12. The method of claim 1 wherein providing an instrument panel skin, made from a second material, heating the instrument panel skin, and placing the instrument panel skin within the negative vacuum forming tool, on top of the at least one skin element comprises providing an instrument panel skin, made from a second material, heating the instrument panel skin to a temperature between about one-hundred and sixty degrees Celsius and about two-hundred and forty degrees Celsius, and placing the instrument panel skin within the negative vacuum forming tool, on top of the at least one skin element, such that the instrument panel skin forms to the shape of the negative vacuum forming tool and around the skin element.

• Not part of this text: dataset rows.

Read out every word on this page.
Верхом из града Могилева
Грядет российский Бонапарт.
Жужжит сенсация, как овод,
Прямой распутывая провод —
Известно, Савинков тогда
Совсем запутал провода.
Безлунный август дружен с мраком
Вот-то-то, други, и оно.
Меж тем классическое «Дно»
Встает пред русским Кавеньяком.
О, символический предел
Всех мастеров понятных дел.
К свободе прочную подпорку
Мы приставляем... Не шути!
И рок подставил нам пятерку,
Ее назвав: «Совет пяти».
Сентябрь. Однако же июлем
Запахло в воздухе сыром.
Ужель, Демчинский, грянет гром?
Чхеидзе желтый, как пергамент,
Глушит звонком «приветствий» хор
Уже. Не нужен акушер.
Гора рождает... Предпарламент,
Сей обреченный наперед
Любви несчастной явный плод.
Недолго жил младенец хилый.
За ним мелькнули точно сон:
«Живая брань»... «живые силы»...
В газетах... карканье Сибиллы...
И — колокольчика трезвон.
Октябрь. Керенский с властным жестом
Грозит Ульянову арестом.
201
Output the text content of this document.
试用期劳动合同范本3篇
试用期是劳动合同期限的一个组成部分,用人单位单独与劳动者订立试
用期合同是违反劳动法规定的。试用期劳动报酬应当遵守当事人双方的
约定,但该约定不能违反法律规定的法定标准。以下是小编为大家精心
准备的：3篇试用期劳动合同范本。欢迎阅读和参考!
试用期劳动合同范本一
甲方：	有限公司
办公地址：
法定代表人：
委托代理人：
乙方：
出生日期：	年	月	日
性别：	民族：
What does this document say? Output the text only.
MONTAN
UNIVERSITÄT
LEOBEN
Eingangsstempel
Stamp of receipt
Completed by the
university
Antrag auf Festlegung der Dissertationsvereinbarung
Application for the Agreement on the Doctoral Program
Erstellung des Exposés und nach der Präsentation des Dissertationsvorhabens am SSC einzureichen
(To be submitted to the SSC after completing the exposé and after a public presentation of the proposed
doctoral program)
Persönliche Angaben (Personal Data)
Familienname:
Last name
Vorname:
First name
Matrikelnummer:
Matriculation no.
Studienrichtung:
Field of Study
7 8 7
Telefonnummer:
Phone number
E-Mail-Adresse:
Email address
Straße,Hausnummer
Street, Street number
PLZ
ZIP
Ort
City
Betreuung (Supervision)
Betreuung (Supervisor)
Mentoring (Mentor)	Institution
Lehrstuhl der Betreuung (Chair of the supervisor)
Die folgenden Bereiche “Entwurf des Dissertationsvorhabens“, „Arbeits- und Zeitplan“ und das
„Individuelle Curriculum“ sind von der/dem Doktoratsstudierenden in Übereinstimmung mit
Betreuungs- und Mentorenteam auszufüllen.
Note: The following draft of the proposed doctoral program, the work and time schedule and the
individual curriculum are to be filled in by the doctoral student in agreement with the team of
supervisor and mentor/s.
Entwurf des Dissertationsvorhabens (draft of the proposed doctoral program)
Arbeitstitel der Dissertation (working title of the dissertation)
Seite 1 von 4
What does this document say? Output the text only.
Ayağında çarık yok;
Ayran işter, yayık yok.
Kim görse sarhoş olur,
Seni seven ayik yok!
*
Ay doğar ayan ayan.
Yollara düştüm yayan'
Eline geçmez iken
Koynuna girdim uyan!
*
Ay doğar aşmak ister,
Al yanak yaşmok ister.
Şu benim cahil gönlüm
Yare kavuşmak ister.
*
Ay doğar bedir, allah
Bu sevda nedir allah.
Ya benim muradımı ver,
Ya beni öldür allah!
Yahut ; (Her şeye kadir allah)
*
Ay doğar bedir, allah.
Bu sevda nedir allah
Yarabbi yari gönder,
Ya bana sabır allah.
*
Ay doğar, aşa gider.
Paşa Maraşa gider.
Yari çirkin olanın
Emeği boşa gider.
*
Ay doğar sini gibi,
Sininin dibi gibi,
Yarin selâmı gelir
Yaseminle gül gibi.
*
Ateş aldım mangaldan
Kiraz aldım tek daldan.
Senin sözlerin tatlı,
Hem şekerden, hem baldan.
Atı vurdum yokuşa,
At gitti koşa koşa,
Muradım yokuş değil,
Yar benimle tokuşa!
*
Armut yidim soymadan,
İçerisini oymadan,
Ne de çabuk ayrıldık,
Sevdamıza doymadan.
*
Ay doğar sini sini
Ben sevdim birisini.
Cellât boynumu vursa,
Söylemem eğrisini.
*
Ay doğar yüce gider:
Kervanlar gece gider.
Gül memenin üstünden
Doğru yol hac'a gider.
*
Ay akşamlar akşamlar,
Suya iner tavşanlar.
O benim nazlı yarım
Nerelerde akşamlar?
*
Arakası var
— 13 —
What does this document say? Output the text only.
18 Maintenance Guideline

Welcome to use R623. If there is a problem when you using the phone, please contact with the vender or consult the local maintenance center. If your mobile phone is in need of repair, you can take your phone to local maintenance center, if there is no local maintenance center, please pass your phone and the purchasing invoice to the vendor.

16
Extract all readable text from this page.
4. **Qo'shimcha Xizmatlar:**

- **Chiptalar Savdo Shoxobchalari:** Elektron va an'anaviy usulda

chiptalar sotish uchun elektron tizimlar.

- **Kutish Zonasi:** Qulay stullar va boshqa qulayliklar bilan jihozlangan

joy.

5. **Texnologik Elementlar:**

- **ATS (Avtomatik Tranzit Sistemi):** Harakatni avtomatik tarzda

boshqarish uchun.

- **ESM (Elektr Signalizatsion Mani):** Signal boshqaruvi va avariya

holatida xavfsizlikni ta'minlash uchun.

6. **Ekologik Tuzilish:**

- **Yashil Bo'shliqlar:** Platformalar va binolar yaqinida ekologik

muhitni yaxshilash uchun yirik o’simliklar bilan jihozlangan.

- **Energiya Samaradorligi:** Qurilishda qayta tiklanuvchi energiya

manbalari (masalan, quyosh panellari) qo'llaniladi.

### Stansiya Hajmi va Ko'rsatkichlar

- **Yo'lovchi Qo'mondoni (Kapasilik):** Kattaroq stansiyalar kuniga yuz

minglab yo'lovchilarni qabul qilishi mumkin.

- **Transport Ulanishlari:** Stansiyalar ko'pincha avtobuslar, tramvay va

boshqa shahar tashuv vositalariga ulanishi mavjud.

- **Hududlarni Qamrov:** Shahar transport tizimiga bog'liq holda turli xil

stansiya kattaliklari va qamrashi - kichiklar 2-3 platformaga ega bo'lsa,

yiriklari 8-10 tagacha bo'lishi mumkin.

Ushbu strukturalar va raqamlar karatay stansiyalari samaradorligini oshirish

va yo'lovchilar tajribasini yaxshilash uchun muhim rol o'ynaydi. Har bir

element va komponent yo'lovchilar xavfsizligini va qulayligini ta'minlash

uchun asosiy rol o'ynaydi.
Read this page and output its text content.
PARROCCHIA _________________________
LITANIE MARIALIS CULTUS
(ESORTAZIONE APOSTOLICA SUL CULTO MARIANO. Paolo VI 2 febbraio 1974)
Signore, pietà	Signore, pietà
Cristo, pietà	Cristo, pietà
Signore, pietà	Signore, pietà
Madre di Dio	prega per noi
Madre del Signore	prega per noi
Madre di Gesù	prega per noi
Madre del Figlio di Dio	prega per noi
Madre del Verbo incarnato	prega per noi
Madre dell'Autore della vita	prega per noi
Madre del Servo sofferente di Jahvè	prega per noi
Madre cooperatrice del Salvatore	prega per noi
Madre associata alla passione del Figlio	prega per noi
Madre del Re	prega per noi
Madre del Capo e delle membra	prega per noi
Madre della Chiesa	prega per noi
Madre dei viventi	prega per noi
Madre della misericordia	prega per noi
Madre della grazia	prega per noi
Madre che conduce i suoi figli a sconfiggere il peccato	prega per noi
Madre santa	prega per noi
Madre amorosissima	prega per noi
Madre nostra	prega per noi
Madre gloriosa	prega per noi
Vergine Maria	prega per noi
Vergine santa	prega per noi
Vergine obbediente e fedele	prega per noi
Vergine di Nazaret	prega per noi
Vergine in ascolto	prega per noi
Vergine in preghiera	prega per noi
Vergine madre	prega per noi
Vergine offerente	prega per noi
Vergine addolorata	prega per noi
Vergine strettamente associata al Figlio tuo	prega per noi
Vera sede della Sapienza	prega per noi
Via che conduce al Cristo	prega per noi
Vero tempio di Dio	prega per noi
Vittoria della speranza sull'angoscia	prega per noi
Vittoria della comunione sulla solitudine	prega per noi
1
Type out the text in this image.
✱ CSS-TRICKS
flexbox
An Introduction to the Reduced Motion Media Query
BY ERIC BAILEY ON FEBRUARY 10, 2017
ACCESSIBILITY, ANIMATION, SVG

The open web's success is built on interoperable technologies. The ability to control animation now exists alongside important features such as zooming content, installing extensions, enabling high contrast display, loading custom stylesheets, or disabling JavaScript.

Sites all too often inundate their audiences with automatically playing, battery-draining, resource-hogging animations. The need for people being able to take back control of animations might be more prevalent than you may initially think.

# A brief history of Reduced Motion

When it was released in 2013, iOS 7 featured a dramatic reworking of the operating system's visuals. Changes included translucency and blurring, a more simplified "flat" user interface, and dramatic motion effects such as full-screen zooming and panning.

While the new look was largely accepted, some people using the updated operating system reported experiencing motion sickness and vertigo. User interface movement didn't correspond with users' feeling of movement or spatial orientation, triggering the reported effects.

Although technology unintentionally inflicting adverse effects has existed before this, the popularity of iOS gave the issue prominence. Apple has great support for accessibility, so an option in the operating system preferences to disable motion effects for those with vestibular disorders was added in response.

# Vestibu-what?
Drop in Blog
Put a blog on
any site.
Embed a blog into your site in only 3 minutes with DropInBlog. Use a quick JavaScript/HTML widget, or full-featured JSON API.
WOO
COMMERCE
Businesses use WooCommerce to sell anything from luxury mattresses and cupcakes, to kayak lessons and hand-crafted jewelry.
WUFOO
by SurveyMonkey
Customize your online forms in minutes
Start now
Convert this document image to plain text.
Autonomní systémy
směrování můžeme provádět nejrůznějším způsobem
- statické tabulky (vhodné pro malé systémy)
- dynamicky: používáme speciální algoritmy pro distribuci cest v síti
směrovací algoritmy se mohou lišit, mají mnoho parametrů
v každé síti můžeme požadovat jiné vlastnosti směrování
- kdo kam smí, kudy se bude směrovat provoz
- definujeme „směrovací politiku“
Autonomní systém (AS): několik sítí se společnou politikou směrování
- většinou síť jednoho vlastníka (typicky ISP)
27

13. The method of claim 1 wherein providing an instrument panel skin, made from a first material, heating the instrument panel skin, and placing the instrument panel skin within the negative vacuum forming tool, on top of the at least one skin element, comprises providing an instrument panel skin, made from a second material, heating the instrument panel skin, and placing the instrument panel skin within the negative vacuum forming tool such that the instrument panel skin extends partially on top of the at least one skin element.

14. The method of claim 13, wherein when the instrument panel skin is placed on top of the skin element, the edge of the instrument panel skin overlaps the edge of the skin element, thereby defining a gluing ring.

15. The method of claim 14, wherein the edge of the instrument panel skin overlaps the edge of the skin element by approximately twenty millimeters.